We artists are an odd breed. There's nothing in our formal training that teaches us to collaborate with other artists, let alone with engineers, marketers, producers and players.
Everything I have learned about being an art director has been on the job. I may not have done it all, but I've certainly done a lot.
I've worn a lot of different hats, from animator to character designer to texture artist to background artist. Today, I'm the art director at WildTangent Studios, and though it's impossible to achieve total mastery of art direction, I've learned a few tips along the way. Here they are!
01. Perfect your portfolio
Only put really good stuff in your portfolio. Honestly assess your work and compare it to the pros; if a piece isn't that good, then don't put it in your portfolio.
Your portfolio is only as strong as the weakest piece in it. If you are making a demo reel, don't save your best stuff for last.
I have a lot to do on any given day and I won't watch the whole reel if I'm not wowed in the first 15 seconds.

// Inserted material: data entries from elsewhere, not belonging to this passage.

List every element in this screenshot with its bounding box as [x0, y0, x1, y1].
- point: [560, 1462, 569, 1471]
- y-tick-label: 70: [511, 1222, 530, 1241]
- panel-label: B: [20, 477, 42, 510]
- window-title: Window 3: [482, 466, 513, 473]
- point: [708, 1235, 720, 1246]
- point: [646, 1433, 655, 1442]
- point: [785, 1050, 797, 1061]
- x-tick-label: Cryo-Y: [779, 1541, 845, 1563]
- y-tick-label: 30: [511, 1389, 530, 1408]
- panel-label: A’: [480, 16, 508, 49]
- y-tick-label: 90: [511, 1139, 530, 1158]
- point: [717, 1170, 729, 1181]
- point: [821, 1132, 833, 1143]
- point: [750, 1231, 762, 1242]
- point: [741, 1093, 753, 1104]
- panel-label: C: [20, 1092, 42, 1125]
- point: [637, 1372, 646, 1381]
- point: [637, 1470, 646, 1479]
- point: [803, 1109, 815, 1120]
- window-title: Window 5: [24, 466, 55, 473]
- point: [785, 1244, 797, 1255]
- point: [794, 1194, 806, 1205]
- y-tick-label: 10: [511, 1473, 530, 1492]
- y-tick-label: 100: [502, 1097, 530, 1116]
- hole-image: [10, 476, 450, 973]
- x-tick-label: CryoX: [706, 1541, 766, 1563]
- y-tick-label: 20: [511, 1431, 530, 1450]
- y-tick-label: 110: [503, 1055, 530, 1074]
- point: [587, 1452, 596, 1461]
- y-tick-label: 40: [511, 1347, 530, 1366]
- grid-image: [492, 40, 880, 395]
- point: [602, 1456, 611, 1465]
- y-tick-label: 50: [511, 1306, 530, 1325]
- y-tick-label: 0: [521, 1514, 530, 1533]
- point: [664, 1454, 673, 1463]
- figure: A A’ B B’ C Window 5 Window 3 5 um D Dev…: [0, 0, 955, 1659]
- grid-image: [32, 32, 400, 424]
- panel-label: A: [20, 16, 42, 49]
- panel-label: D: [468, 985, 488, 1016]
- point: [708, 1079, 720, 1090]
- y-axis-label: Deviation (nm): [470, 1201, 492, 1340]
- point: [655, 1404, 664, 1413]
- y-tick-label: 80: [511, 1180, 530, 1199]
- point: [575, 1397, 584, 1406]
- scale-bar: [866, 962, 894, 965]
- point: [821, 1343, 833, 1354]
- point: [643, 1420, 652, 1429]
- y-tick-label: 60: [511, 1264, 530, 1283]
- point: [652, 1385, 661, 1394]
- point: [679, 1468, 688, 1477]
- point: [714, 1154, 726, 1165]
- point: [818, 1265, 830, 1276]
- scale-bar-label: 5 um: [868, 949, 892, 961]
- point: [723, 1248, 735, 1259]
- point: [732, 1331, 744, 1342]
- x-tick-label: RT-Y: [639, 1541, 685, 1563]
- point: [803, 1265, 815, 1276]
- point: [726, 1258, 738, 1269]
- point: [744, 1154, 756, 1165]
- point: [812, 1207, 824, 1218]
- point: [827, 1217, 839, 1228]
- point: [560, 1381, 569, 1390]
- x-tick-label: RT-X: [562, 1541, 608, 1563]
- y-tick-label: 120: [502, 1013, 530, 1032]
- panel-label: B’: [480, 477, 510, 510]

02. Know what's appropriate
Is the work in your portfolio appropriate for the job you are applying to? Don't expect to get an interview if you are applying to make art for a super-realistic FPS and only have cartoony stuff in your portfolio.
Art Directors can't afford to assume that you can do a job if you don't have specific samples of it in your portfolio.
03. What the hell is UI/UX design
Learn about UI/UX design and note examples in your portfolio and on your resume. Practice making UI designs.
Most of the art jobs in the industry right now are UI jobs or at least require UI experience along with other art abilities.
04. Get linked
If you aren't already on LinkedIn, get on it. I have found many artists on LinkedIn who I have ended up hiring.
If you don't have a lot of game jobs under your belt, be sure to list your non-game jobs, particularly if you are working as part of a team.
In my book, team experience is a critical component of any candidate.
05. Join the club
Look for game art groups/sketch clubs in your area, as this is a good way to make connections. If there isn't one, then start one yourself.
06. Be realistic.
Don't assume that you are going to start out making cool character art in your first game art job. Those tasks are usually for the more advanced and experienced people with seniority.
07. Take crits in your stride
If you get a job, be prepared to take criticism, particularly from non-artists. The whole team has a vested interest in how the game looks, so you are going to get critiques from all corners of the team.
Listen to them. If a non-artist is telling you that something doesn't look right then there's a good chance that the players will have the same experience.